The function \( f \) is differentiable at all points \( x \in (-1,1) \), but at \( x = 1 \) and \( x = -1 \), it is not differentiable. Let us verify at both points:

At \( x = 1 \):

The left-hand derivative (LHD) is given by

\[ \lim_{x \to 1^-} \frac{f(x) - f(1)}{x - 1}. \]

Since \( f(1) = \sqrt{1 - 1^2} = 0 \),

\[ \lim_{x \to 1^-} \frac{\sqrt{1 - x^2} - 0}{x - 1} = \lim_{x \to 1^-} \frac{\sqrt{1 - x^2}}{x - 1}. \]

\[ = \lim_{x \to 1^-} -\frac{\sqrt{1 - x} \cdot \sqrt{1 + x}}{1 - x}. \]

Canceling \( \sqrt{1 - x} \),

\[ \lim_{x \to 1^-} -\frac{\sqrt{1 + x}}{\sqrt{1 - x}}. \]

As \( x \to 1^- \), \( \sqrt{1 - x} \to 0^+ \) and \( \sqrt{1 + x} \to \sqrt{2} \), so

\[ = -\frac{\sqrt{2}}{0^+} = -\infty. \]

Thus, \( f(x) \) is not differentiable at \( x = 1 \).

At \( x = -1 \):

The right-hand derivative (RHD) is given by

\[ \lim_{x \to -1^+} \frac{f(x) - f(-1)}{x - (-1)}. \]

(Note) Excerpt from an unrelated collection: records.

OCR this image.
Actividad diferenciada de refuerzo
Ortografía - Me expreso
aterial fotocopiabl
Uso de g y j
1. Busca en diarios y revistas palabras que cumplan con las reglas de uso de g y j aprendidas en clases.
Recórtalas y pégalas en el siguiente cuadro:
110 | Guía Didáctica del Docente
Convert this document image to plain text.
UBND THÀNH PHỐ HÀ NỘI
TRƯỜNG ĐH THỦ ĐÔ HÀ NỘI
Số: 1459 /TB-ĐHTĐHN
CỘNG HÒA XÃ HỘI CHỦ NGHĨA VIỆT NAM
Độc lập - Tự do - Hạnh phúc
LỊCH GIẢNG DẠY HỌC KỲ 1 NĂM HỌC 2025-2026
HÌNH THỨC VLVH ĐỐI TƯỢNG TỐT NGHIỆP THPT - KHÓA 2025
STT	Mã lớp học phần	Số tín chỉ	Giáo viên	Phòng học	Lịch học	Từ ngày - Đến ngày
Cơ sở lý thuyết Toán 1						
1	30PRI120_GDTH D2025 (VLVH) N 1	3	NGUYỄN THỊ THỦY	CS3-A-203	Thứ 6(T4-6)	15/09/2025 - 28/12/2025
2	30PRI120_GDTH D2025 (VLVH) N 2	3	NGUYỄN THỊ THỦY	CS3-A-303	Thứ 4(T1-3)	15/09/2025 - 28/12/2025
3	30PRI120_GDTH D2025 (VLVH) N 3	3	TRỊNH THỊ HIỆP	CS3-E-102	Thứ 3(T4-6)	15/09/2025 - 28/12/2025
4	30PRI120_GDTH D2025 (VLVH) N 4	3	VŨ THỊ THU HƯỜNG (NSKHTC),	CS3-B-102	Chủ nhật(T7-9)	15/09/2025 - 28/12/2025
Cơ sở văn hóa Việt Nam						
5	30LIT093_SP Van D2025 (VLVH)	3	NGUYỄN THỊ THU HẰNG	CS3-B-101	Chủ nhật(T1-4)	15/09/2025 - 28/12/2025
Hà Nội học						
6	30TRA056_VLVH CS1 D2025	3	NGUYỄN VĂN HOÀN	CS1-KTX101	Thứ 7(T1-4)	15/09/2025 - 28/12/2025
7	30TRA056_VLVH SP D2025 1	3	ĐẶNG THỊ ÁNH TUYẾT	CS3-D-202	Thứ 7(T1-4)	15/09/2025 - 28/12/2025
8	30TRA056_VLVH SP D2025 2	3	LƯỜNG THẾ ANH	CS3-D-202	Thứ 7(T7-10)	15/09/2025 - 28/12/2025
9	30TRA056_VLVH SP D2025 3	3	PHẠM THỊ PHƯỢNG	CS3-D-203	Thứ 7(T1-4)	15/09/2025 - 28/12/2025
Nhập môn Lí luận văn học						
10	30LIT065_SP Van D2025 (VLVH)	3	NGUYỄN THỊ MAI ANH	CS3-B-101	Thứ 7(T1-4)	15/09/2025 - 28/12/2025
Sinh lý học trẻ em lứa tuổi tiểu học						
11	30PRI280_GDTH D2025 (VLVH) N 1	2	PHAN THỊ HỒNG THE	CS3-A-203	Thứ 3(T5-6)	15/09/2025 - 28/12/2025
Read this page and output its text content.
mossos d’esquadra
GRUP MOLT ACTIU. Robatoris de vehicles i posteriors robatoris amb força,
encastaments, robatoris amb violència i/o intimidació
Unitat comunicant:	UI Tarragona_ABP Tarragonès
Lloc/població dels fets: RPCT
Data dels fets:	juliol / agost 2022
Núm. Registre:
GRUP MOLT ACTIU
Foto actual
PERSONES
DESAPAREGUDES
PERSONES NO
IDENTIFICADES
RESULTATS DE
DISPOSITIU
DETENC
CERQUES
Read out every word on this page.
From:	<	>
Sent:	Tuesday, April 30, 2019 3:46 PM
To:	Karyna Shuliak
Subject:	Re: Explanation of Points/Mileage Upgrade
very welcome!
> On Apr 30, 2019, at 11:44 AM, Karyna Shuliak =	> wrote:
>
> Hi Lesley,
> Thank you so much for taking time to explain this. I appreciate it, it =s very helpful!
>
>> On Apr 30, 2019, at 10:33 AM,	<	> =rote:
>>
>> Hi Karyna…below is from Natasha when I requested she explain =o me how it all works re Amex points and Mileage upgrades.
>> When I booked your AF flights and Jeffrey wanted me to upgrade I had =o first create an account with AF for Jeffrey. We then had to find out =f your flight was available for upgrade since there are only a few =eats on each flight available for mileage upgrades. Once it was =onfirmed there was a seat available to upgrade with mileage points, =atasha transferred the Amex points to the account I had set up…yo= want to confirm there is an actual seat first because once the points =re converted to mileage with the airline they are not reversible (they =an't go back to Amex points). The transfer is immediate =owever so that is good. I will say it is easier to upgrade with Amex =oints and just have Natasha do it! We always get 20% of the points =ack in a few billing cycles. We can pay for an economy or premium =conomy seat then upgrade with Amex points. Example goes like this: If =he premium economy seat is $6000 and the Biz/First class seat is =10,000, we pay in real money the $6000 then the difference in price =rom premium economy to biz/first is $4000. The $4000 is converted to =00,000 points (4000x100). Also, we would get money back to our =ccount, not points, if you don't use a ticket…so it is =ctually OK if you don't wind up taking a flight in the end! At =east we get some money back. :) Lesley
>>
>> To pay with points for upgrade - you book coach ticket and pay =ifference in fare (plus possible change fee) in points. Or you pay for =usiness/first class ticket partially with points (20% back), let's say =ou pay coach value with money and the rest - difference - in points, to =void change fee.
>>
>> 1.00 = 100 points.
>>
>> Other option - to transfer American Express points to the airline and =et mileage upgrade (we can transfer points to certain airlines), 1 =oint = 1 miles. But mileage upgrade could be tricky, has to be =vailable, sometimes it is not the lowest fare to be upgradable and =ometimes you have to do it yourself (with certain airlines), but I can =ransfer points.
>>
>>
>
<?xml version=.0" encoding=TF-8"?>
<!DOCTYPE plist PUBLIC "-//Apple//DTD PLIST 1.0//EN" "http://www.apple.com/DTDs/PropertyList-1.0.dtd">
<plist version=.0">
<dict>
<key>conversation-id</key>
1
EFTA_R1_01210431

Since \( f(-1) = \sqrt{1 - (-1)^2} = 0 \),

\[ \lim_{x \to -1^+} \frac{\sqrt{1 - x^2} - 0}{x + 1} = \lim_{x \to -1^+} \frac{\sqrt{1 - x^2}}{x + 1}. \]

\[ = \lim_{x \to -1^+} \frac{\sqrt{1 - x} \cdot \sqrt{1 + x}}{1 + x}. \]

Canceling \( \sqrt{1 + x} \),

\[ \lim_{x \to -1^+} \frac{\sqrt{1 - x}}{\sqrt{1 + x}}. \]

As \( x \to -1^+ \), \( \sqrt{1 - x} \to \sqrt(2)^+ \) and \( \sqrt{1 + x} \to 0^+ \), so

\[ = +\infty. \]

Thus, \( f(x) \) is not differentiable at \( x = -1 \).

Since the left-hand derivative at \( x = 1 \) is \( -\infty \) and the right-hand derivative at \( x = -1 \) is \( +\infty \), we conclude that \( f(x) \) is not differentiable at the endpoints. However, it remains differentiable on the open interval \( (-1,1) \).